I don’t reply. I’m not going to share my misgivings about her, that she’s emotionally involved and not being truthful. She might be disconnected and unfocused, and if not yet that will be next.
“I can help you,” Kuster says.
“I’ll take any help I can get.” I hold his stare and then I say, “Thanks.”
“Everybody can stand to learn a few new things in life, even the Big Chief.” He opens another box of ammo. “I’m going to teach you to think like a sniper, and you know what a sniper is? A hunter, and I’m going to let you look through this hunter’s eyes, through his scope and feel what it’s like to pull the trigger and watch someone die before he hits the ground. Why am I going to do that?”
I get up fr
om my chair and look through the spotting scope, lightweight with a large field of view. I adjust the close-range focus on the eyepiece and at a magnification of sixty Lucy seems right in front of me. She pushes her hair out of her face and she’s squinting in slanted light. It’s that time of day when there’s too much glare to be without sunglasses and it’s too shadowy to wear them. I take mine off and it’s as if Kuster is reading me like a sniper reads his target. He takes his sunglasses off too and I’m surprised by how green his eyes are, almost as green as Lucy’s.

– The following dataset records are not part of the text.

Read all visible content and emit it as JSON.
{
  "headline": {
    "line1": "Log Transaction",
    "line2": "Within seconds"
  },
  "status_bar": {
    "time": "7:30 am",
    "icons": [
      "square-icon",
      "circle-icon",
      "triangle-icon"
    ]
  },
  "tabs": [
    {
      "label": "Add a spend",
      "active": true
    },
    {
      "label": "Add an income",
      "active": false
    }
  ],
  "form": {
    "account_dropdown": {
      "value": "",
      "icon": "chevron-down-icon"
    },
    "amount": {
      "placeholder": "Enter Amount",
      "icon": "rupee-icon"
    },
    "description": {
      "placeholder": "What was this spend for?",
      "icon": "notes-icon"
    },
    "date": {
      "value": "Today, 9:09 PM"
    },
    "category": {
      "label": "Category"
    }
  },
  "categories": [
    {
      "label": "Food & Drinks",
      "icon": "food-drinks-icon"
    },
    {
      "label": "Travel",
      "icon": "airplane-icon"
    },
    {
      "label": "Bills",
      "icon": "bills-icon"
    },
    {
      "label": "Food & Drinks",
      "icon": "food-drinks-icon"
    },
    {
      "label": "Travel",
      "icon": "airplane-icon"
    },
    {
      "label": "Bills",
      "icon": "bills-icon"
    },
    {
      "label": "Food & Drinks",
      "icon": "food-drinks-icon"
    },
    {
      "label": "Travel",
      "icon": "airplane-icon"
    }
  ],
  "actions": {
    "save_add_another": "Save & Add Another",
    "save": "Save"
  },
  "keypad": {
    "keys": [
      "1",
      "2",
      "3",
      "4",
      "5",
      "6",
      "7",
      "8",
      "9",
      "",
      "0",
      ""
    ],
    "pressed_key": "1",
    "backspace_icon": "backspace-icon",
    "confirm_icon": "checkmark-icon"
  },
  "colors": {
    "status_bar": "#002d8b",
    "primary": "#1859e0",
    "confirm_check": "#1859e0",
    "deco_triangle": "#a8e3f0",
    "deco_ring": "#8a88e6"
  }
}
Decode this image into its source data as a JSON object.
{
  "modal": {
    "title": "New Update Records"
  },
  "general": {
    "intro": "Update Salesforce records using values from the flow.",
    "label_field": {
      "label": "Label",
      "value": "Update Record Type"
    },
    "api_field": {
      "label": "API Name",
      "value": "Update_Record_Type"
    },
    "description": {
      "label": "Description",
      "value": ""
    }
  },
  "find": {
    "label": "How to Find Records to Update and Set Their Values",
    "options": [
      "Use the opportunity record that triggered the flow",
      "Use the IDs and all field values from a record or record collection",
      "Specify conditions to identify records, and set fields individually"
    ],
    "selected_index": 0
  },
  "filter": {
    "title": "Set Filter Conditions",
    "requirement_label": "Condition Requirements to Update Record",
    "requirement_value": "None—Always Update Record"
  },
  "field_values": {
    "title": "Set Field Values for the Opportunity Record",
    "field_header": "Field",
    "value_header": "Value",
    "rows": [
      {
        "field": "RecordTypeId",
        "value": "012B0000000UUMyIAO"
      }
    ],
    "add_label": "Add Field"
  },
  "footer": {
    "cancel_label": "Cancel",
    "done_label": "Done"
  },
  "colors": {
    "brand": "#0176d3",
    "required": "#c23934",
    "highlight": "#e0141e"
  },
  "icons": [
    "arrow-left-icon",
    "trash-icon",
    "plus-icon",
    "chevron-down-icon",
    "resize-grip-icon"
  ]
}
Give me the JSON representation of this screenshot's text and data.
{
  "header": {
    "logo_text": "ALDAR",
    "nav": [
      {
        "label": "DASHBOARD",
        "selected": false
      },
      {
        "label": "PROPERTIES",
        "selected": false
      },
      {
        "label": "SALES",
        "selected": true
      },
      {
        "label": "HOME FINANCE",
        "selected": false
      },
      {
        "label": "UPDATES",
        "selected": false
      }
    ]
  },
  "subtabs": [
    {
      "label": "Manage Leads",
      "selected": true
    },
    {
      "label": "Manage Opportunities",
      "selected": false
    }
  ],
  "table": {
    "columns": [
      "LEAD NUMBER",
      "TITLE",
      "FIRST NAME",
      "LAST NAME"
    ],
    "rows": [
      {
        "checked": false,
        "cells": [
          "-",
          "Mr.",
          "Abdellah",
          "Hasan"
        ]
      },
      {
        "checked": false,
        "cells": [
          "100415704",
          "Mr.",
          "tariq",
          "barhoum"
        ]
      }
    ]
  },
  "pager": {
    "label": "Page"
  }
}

“I’m doing it because I know your type that’s why,” he’s saying. “If you see and intuit what this killer does then you’ll figure him out. You’ll be a lot more clearheaded than Lucy is. I got no doubt about it.”
I follow her with the scope as she tears off a strip of silver duct tape that she attaches to the torso’s chest, running it over the top of the ballistic gelatin head, translucent like an ice cube and slippery-looking, oval with the vague molded features of a male face. I can tell the tape isn’t sticking to it, and she tries another strip, constantly looking around as if someone is looking back. The gelatin is beginning to melt. It won’t be long before it’s viscous like putrid glue.
“Don’t worry.” Kuster is reading me again. “This one’s mostly for the effect because you’re correct. I have a pretty good expectation about what’s going to happen. But again I’m thinking about the jury. We’ll take out jelly man on video—well actually it will be me who does. I’ll set up the camera on a tripod downrange. Two shots at a thousand yards, ten football fields. One reduced velocity round, one normal. I’m going to get him right here.”
He touches the back of his neck at the base of his skull.
“And we’ll see what shape the bullets are in and if they exit the gelatin,” he says. “That’s about as much abuse as Ichabod’s going to be good for. Any other shots we do, and that includes you, we’ll simply go after steel targets, see how the PGF calculates the flight paths. Distance isn’t my big concern. I’m going to warn you right off that based on this”—he indicates the image of the bullet on the iPad—“what seems to suggest as much as a seventy-degree downward angle? We’re talking about a BC that has disturbing implications. That’s the problem we’ve got to solve.”